I'm working with a PI controller that regulates temperature through a pwm duty cycle.
It generally controls well. However, the system requires a certain minimum duty cycle to balance the heat loss. When the PI finally gets it right, that is, when the Proportional error is Zero and the Integral error is Zero, the output also goes to Zero and throws the system off. Then the PI starts working hard at minimizing the error and repeats.
Is there a solution to this?
Additional Information
The heater is only allowed to go from 0 to 1 maximum of 3 times per unit time (a strict requirement). This causes the fixed frequency saw tooth wave you see.
Here is the overview:
Here is the problem area zoomed and marked. The Integral crosses zero and results in a whimper output which then causes a large error and the pattern repeats:
PID output. Yellow: Integral, Magenta: Proportional, Cyan: Error, Red: Output.
You can see when the Proportional and Integral near zero, the whimper occurs.
The PI output is passed through a duty limiter and sign filter resulting in only 0 or 1 outputs. It is then passed to the frequency regulator that does not allow more than one 0->1 transition in the same 1/3 of unit time. This means that for a portion of the cycle, the output of pi controller is culled. The integral portion continues to build however and compensated in the next period.
Best Answer
I know exactly where you're coming from. The mistake you're making is assuming that the integral term drops to zero in steady state. This is not the case, and, indeed, is highly dependent on implementation details.
First off, understand the integral term in a mathematical PID is the integral from the start of time (or, well, the system) and not "error over last few cycles". Your implementation of PID or PI should not cause the older contributors of the integral term to drop in relative weightage of the I term. Let me explain. When writing the I term's code, the first instinct is to assume that the term will diverge, crossing the variable size and overflowing, and people attempt to fix this using moving averages, degrading the weightage of the older values, and all sorts of strange gimmicks. This should not happen in a properly implement PI or PID system. Instead, you should simply calculate I as I = I + Ki*Error.
The baseline level required to maintain the system, which you mention in your question, must be provided by the I term. Since you do not know how much this is apriori, you must allow the controller to discover this value for itself. That, in fact, is the job of the I term. The Ki value should be small enough for the controller to converge before it overflows. Some thought about how this works on paper will help. Try to visualize the process, not specific boundary conditions. One thing that you should keep in mind is that the I term is not constructed from absolute value of error. It includes both positive and negative values of error.
Further, imagine the condition where the controller is just reaching the steady state. You will realize that I is not necessarily zero at this point. Indeed, I is actually the baseline control force you mention in the question. If the state actually remains stable, and if error from here on in is continuously zero (or zero averaged over time), the value of I will remain as it is.
Now, when it comes to real implementations, the problem you will face is that even with a small I, by the time your system reaches the set point, I may well have saturated. The system will then have to err in the opposite direction for a long time to rid itself of the I term it accumulated while it was still reaching the set point.
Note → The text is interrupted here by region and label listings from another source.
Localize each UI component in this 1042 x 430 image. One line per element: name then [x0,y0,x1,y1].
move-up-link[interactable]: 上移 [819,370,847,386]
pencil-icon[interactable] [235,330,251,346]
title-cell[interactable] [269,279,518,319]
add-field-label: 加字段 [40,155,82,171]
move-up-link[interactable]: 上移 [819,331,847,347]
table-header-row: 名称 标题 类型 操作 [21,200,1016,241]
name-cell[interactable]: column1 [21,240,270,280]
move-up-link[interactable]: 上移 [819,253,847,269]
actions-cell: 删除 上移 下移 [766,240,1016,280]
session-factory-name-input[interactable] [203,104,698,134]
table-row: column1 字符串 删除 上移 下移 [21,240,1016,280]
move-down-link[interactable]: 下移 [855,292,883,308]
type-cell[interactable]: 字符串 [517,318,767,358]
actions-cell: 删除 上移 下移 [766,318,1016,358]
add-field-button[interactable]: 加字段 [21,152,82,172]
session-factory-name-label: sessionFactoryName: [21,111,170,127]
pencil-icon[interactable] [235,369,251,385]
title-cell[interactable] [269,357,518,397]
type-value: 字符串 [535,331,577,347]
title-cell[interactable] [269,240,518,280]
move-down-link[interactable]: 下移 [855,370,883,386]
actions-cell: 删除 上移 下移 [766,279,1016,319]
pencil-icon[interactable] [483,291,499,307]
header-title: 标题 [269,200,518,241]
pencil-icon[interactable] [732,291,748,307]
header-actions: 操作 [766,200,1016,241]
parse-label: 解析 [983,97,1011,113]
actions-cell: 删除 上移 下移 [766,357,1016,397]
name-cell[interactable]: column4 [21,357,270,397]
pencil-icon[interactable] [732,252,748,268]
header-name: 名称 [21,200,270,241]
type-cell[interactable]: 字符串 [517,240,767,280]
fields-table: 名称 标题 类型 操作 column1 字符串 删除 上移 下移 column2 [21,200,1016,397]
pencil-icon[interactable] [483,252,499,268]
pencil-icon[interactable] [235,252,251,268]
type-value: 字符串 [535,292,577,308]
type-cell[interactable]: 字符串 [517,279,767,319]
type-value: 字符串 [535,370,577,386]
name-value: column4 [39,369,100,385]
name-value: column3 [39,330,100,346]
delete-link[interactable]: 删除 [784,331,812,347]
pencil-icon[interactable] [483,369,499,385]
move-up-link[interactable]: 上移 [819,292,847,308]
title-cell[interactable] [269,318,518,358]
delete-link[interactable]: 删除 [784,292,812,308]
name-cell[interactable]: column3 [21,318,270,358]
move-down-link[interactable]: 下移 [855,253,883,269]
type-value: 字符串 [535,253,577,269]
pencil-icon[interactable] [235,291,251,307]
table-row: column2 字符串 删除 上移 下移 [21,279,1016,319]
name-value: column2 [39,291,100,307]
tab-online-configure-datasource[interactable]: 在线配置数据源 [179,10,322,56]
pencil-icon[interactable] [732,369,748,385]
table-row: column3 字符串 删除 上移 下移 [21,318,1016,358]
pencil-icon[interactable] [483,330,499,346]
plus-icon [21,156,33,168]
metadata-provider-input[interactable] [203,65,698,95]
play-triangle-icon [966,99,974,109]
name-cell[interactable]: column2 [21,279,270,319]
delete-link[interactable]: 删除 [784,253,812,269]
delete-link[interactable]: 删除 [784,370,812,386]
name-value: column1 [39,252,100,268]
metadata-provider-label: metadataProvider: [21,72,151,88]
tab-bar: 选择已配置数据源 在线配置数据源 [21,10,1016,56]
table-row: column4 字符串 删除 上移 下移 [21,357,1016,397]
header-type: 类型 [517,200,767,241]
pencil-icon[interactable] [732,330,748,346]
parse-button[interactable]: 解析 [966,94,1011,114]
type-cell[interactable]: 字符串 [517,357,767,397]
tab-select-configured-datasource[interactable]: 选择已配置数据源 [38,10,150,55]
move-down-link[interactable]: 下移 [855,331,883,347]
In fact, I've noticed that PI and PID work best for a single set point, and degrade when you have to keep changing that point by a large value. A big contributor to this is the fact that I has high inertia. Tuning the value of I is possible to keep rhe controller functional, but when the system itself responds to stimulus slowly (say you're heating a block of metal), tuning is often difficult. Instead, what can help is to activate I only when. The system is within a certain threshold of the set point. When you change the set point by something greater than this threshold, clear I and disable it (use only P/PD control) until you reach close to the new setpoint. By doing this, you add another tunable parameter (the threshold), but it makes setting both Ki and the threshold easier than setting Ki by itself to be optimal for both situations.